Lost in Transition

The Dhaka South City Corporation Colony in Ganaktuli is a place where its residents are at war with life every single day. These Dalits were brought in from different parts of South India almost three hundred years ago by the British Colonial rulers. Even at the time of the partition, these “depressed classes” never went back to their homeland. They were poor, but they had work here, they had stability. In 1962, the then Dacca City Corporation Colony was moved from Azimpur to an abandoned British era tuberculosis hospital in Ganaktuli, which consisted of five four-storied buildings, a total of forty tiny rooms. As they grew in number over the years, the residents built hundreds of one or two storied houses in the nooks and crannies of these original five. Other colonies were made eventually elsewhere, but Ganaktuli is still the main one.
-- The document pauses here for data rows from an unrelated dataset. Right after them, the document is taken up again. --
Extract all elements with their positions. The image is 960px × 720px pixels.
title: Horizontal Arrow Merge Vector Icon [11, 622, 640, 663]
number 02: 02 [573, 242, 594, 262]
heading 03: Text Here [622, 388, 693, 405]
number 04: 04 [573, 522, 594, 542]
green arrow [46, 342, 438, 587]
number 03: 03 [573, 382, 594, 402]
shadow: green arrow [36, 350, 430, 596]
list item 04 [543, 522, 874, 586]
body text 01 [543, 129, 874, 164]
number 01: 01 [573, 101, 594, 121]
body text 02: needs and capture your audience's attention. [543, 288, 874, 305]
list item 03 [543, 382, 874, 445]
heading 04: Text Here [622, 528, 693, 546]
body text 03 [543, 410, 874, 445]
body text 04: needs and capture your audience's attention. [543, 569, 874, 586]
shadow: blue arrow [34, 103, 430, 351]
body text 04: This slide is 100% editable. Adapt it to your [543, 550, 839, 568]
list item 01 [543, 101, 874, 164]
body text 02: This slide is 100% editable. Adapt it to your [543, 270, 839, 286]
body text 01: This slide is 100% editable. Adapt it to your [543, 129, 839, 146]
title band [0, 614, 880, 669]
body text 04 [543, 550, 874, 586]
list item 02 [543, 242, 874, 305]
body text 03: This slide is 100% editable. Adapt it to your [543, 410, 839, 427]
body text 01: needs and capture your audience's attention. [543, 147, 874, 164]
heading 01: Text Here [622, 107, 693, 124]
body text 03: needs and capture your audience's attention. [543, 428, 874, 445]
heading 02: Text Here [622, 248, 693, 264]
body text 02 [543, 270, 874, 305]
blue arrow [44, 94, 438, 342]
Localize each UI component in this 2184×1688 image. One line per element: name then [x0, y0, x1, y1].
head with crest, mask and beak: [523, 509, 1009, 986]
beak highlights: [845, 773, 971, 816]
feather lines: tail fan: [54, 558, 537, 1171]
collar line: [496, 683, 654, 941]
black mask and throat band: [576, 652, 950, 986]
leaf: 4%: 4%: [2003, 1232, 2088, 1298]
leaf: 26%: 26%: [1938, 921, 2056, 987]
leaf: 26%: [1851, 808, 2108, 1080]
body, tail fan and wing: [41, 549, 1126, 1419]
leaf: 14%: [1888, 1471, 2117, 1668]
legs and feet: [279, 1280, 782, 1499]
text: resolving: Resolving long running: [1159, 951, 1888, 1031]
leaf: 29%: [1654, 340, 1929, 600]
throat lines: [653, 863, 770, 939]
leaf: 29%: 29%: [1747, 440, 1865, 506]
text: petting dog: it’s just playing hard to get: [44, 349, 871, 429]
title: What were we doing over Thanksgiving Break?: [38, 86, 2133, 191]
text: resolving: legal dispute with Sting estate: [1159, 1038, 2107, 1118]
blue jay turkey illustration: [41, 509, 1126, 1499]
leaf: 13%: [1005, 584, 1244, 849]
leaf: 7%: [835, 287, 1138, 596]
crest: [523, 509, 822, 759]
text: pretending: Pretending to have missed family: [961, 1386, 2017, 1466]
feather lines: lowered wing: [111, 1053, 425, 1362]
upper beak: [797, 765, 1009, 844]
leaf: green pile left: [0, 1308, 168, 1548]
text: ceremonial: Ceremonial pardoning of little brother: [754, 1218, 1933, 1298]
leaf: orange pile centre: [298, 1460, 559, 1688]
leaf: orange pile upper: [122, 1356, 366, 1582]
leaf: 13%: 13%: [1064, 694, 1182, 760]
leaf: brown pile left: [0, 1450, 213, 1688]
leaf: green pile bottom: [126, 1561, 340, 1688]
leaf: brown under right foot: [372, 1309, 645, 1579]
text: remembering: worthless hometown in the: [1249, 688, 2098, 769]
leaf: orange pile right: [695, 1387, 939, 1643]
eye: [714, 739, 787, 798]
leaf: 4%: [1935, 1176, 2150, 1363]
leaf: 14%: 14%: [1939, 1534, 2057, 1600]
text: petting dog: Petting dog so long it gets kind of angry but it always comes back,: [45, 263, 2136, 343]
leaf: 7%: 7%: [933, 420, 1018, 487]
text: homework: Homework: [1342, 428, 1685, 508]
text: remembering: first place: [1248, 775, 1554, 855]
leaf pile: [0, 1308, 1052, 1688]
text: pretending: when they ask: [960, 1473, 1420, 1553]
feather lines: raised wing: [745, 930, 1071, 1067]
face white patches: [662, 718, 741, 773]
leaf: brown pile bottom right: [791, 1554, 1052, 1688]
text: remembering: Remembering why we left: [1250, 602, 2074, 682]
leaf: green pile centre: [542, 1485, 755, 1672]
Generations have lived here through thick and thin; the roofs were falling, the walls were cracking – but at least they had shelter, and most importantly, each other.

Last year, Dhaka South City Corporation evicted the entire community to demolish and erect new residential buildings. They were not even provided with any substitute homes; only a small compensation was offered, which was of course, not enough. Their entire families dispersed; those who could afford rented nearby, some moved in with their relatives in other colonies. But many of them just got swallowed up in the merciless jaws of this ever-growing city. The ones who are left, all they can do is wonder whether they will ever come together again, and be like they used to be.